Search code examples
rdata-cleaning

Loop to clean up table where observations are stored as column


I have a table that stores observations in column x and variable names in column y the following way.

I am trying to write an R loop to create a matrix where each observation is a row and each variable is a column.

The problem is that not all observations have all the variables.

Original data:

x y
Apple Fruit
Austria Origin
Summer Season
Orange Fruit
Spain Origin
Pear Fruit
Tomato Fruit
Italy Origin
Summer Season

Desired output:

Fruit Origin Season
Apple Austria Summer
Orange Spain
Pear
Tomato Italy Summer

My thinking so far (pseudo R code):

df_old <- data.frame( x = c( "Apple", "Austria", "Summer", "Orange", "Spain", "Pear", "Tomato", "Italy", "Summer" ),
                      y = c( "Fruit", "Origin", "Season", "Fruit", "Origin", "Fruit", "Fruit", "Origin", "Season" ) )

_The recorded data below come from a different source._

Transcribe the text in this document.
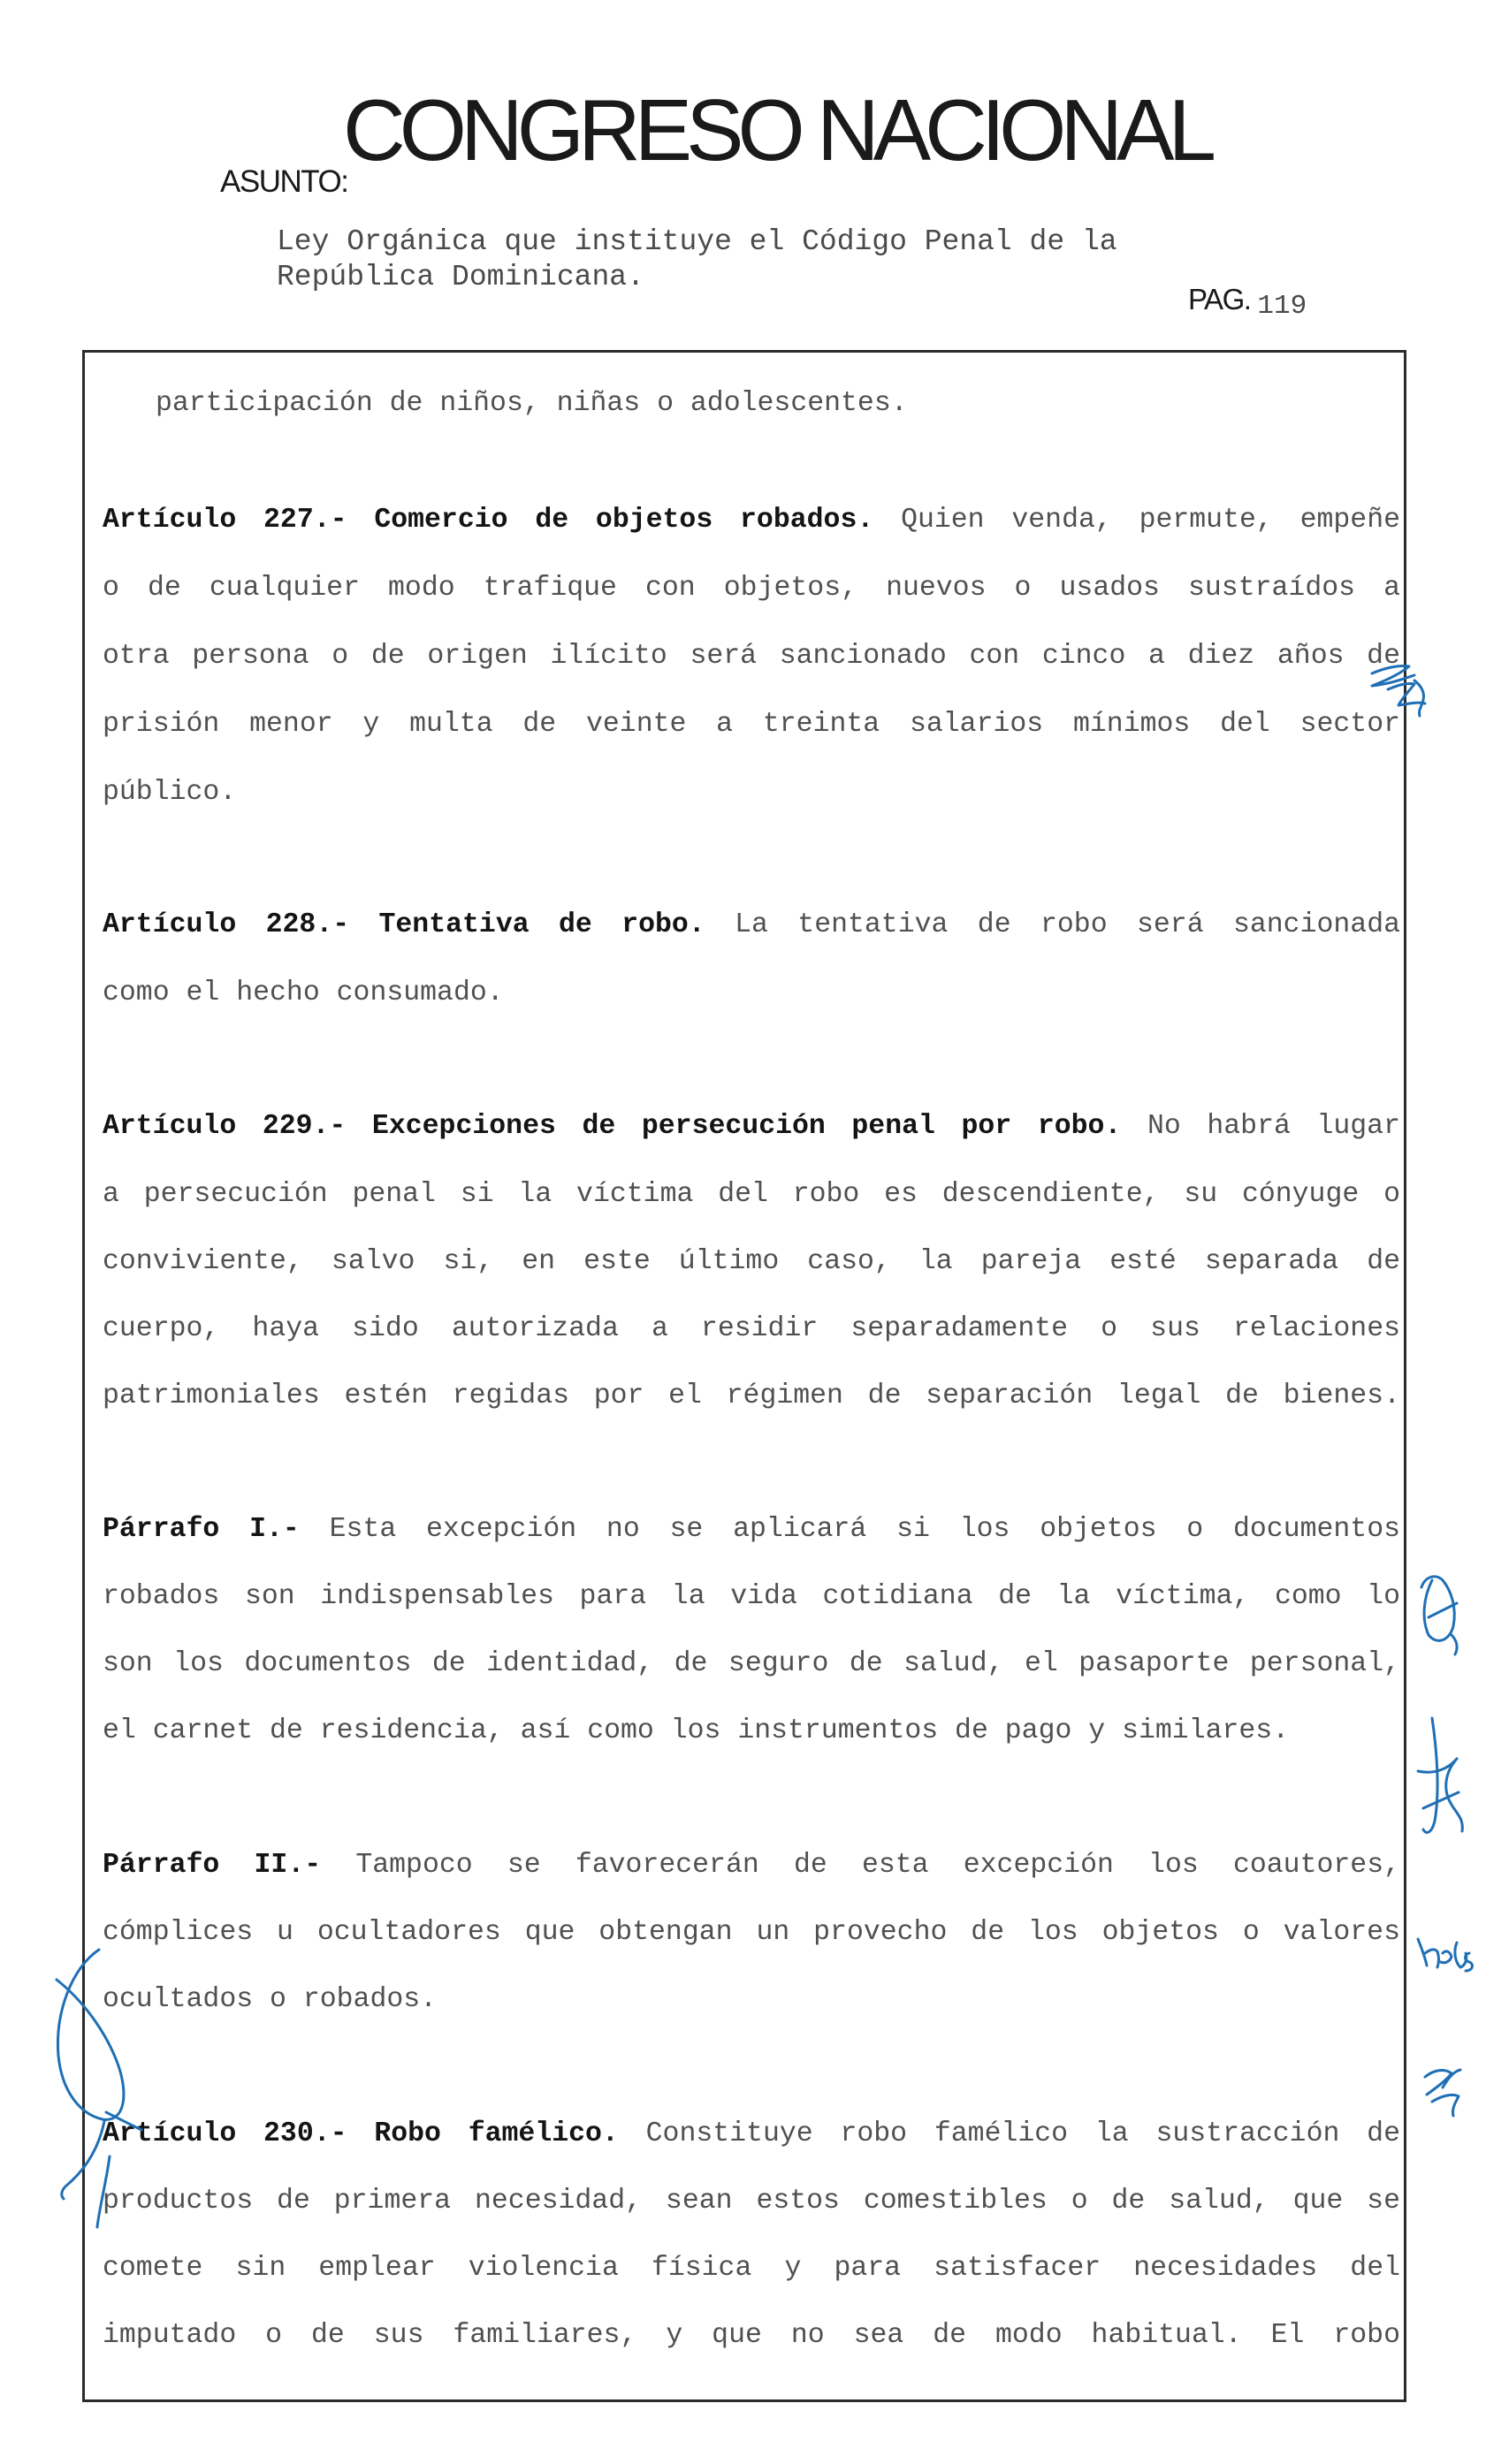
CONGRESO NACIONAL
ASUNTO:
Ley Orgánica que instituye el Código Penal de la
República Dominicana.
PAG. 119
participación de niños, niñas o adolescentes.
Artículo 227.- Comercio de objetos robados. Quien venda, permute, empeñe
o de cualquier modo trafique con objetos, nuevos o usados sustraídos a
otra persona o de origen ilícito será sancionado con cinco a diez años de
prisión menor y multa de veinte a treinta salarios mínimos del sector
público.
Artículo 228.- Tentativa de robo. La tentativa de robo será sancionada
como el hecho consumado.
Artículo 229.- Excepciones de persecución penal por robo. No habrá lugar
a persecución penal si la víctima del robo es descendiente, su cónyuge o
conviviente, salvo si, en este último caso, la pareja esté separada de
cuerpo, haya sido autorizada a residir separadamente o sus relaciones
patrimoniales estén regidas por el régimen de separación legal de bienes.
Párrafo I.- Esta excepción no se aplicará si los objetos o documentos
robados son indispensables para la vida cotidiana de la víctima, como lo
son los documentos de identidad, de seguro de salud, el pasaporte personal,
el carnet de residencia, así como los instrumentos de pago y similares.
Párrafo II.- Tampoco se favorecerán de esta excepción los coautores,
cómplices u ocultadores que obtengan un provecho de los objetos o valores
ocultados o robados.
Artículo 230.- Robo famélico. Constituye robo famélico la sustracción de
productos de primera necesidad, sean estos comestibles o de salud, que se
comete sin emplear violencia física y para satisfacer necesidades del
imputado o de sus familiares, y que no sea de modo habitual. El robo
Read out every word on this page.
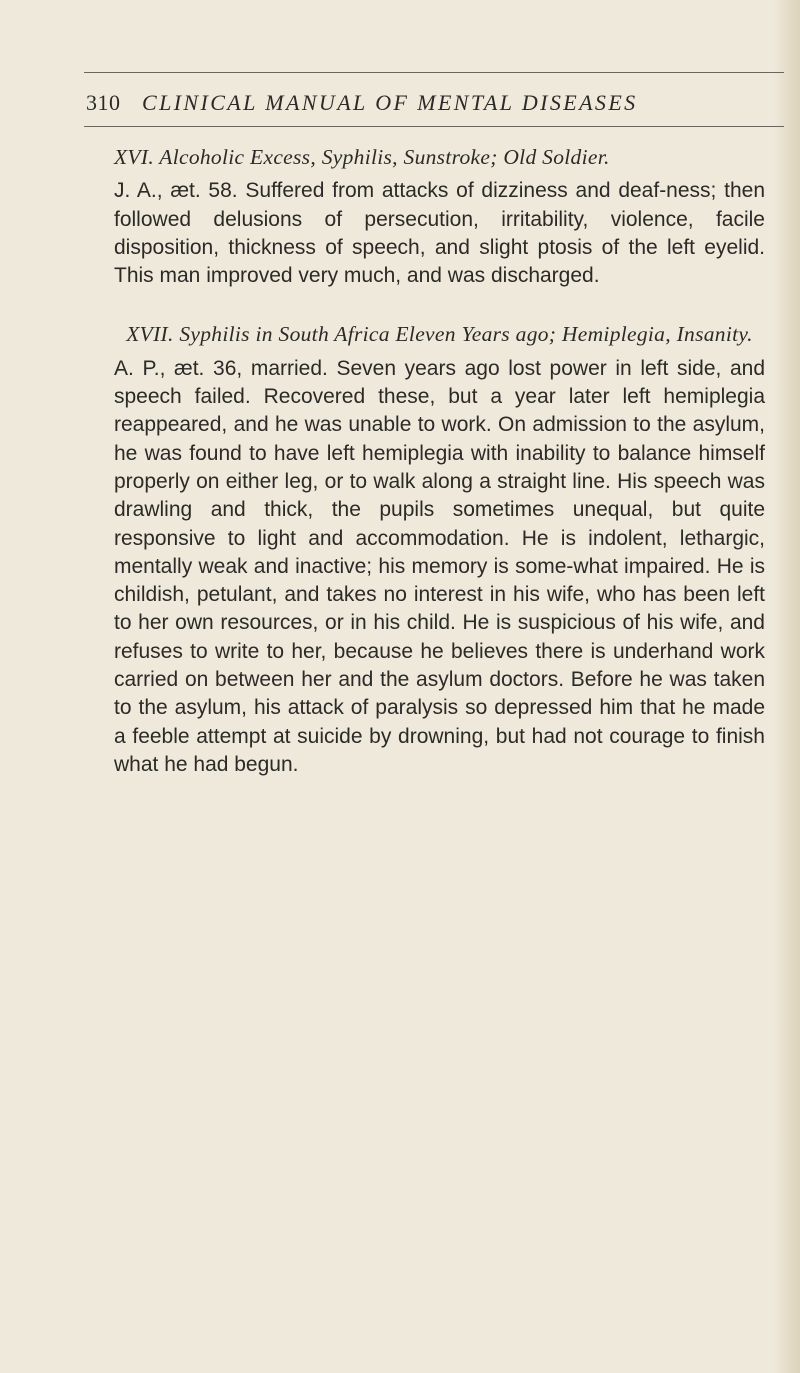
310 CLINICAL MANUAL OF MENTAL DISEASES

XVI. Alcoholic Excess, Syphilis, Sunstroke; Old Soldier.

J. A., æt. 58. Suffered from attacks of dizziness and deaf-ness; then followed delusions of persecution, irritability, violence, facile disposition, thickness of speech, and slight ptosis of the left eyelid. This man improved very much, and was discharged.

XVII. Syphilis in South Africa Eleven Years ago; Hemiplegia, Insanity.

A. P., æt. 36, married. Seven years ago lost power in left side, and speech failed. Recovered these, but a year later left hemiplegia reappeared, and he was unable to work. On admission to the asylum, he was found to have left hemiplegia with inability to balance himself properly on either leg, or to walk along a straight line. His speech was drawling and thick, the pupils sometimes unequal, but quite responsive to light and accommodation. He is indolent, lethargic, mentally weak and inactive; his memory is some-what impaired. He is childish, petulant, and takes no interest in his wife, who has been left to her own resources, or in his child. He is suspicious of his wife, and refuses to write to her, because he believes there is underhand work carried on between her and the asylum doctors. Before he was taken to the asylum, his attack of paralysis so depressed him that he made a feeble attempt at suicide by drowning, but had not courage to finish what he had begun.
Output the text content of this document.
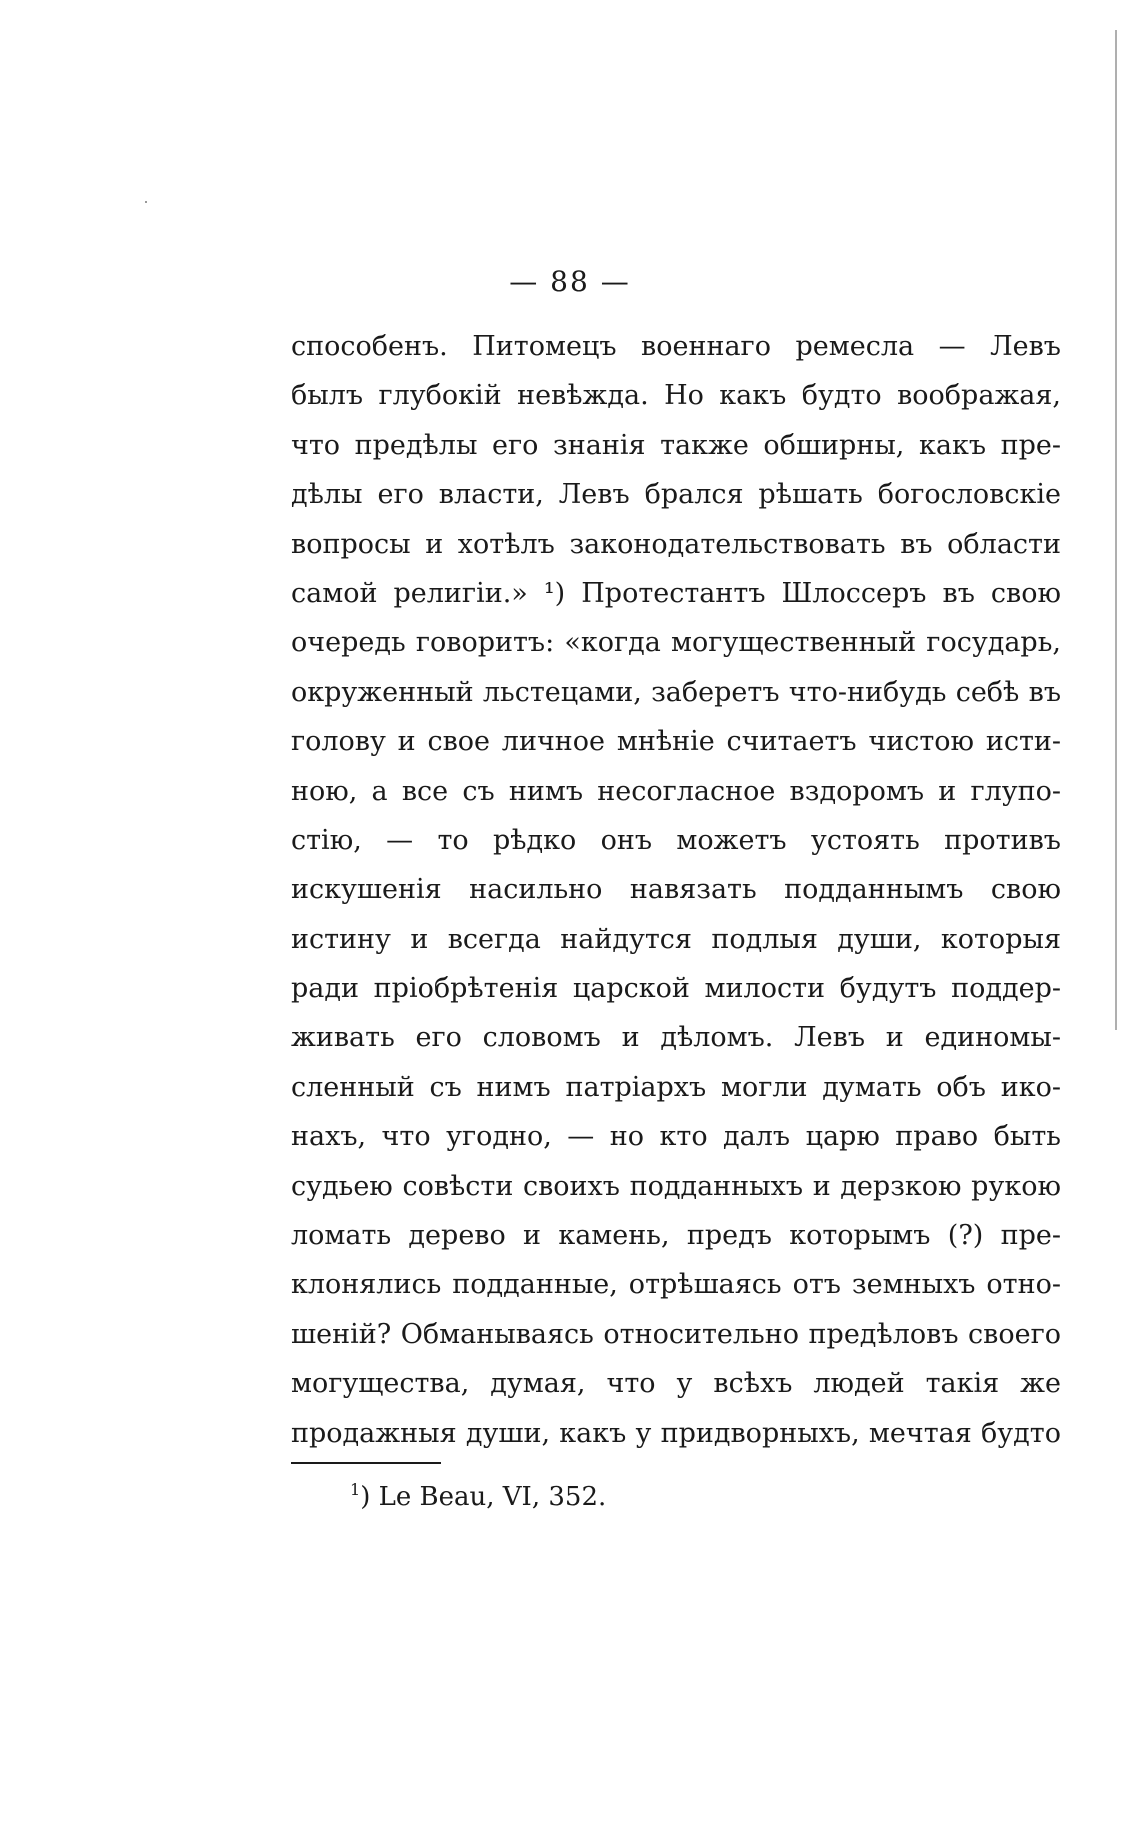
— 88 —
способенъ. Питомецъ военнаго ремесла — Левъ
былъ глубокій невѣжда. Но какъ будто воображая,
что предѣлы его знанія также обширны, какъ пре-
дѣлы его власти, Левъ брался рѣшать богословскіе
вопросы и хотѣлъ законодательствовать въ области
самой религіи.» ¹) Протестантъ Шлоссеръ въ свою
очередь говоритъ: «когда могущественный государь,
окруженный льстецами, заберетъ что-нибудь себѣ въ
голову и свое личное мнѣніе считаетъ чистою исти-
ною, а все съ нимъ несогласное вздоромъ и глупо-
стію, — то рѣдко онъ можетъ устоять противъ
искушенія насильно навязать подданнымъ свою
истину и всегда найдутся подлыя души, которыя
ради пріобрѣтенія царской милости будутъ поддер-
живать его словомъ и дѣломъ. Левъ и единомы-
сленный съ нимъ патріархъ могли думать объ ико-
нахъ, что угодно, — но кто далъ царю право быть
судьею совѣсти своихъ подданныхъ и дерзкою рукою
ломать дерево и камень, предъ которымъ (?) пре-
клонялись подданные, отрѣшаясь отъ земныхъ отно-
шеній? Обманываясь относительно предѣловъ своего
могущества, думая, что у всѣхъ людей такія же
продажныя души, какъ у придворныхъ, мечтая будто
$^1$) Le Beau, VI, 352.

df_new <- data.frame( matrix( ncol = 3, nrow = 0 ) )
colnames( df_new ) <- c( "Fruit", "Origin", "Season")

for ( i in seq_along( df_old ) ) {
  if ( y == "Fruit" ) {
    # add new row
    df_new$Fruit <- df_old$x
  } else if ( y == "Origin" ) {
    df_new$Origin <- df_old$x
  } else ( y == "Season" ) {
    df_new$Season <- df_old$x
  }
}

Thank you for helping.


Solution

  • Here is a solution based on the idea you were giving using a for-loop.

    df_old <- data.frame( x = c( "Apple", "Austria", "Summer", "Orange", "Spain", "Pear", "Tomato", "Italy", "Summer" ),
                              y = c( "Fruit", "Origin", "Season", "Fruit", "Origin", "Fruit", "Fruit", "Origin", "Season" ) ,stringsAsFactors=F)
        
        
    df_new <- as.data.frame(matrix(NA, nrow=sum(df_old$y == "Fruit"), ncol=length(unique(df_old$y))))
    names(df_new) <- c("Fruit", "Origin", "Season")
    
    
    j <- 0
    for (i in 1:(nrow(df_old))){
      print(df_old$y[i])
      if (df_old$y[i] == "Fruit") { j <- j + 1 ; df_new$Fruit[j] <-  df_old$x[i]
        print("new colum")
        if ((df_old$y[i+1] == "Origin")){ df_new$Origin[j] <-  df_old$x[i+1] }
        print("add origin")
        if ((df_old$y[i+1] == "Season") |  (df_old$y[i+2] == "Season")){
          df_new$Season[j] <-  df_old$x[c(i+1,i+2)][df_old$y[c(i+1,i+2)] == "Season"]
          print("add Season")
        }
      }
    }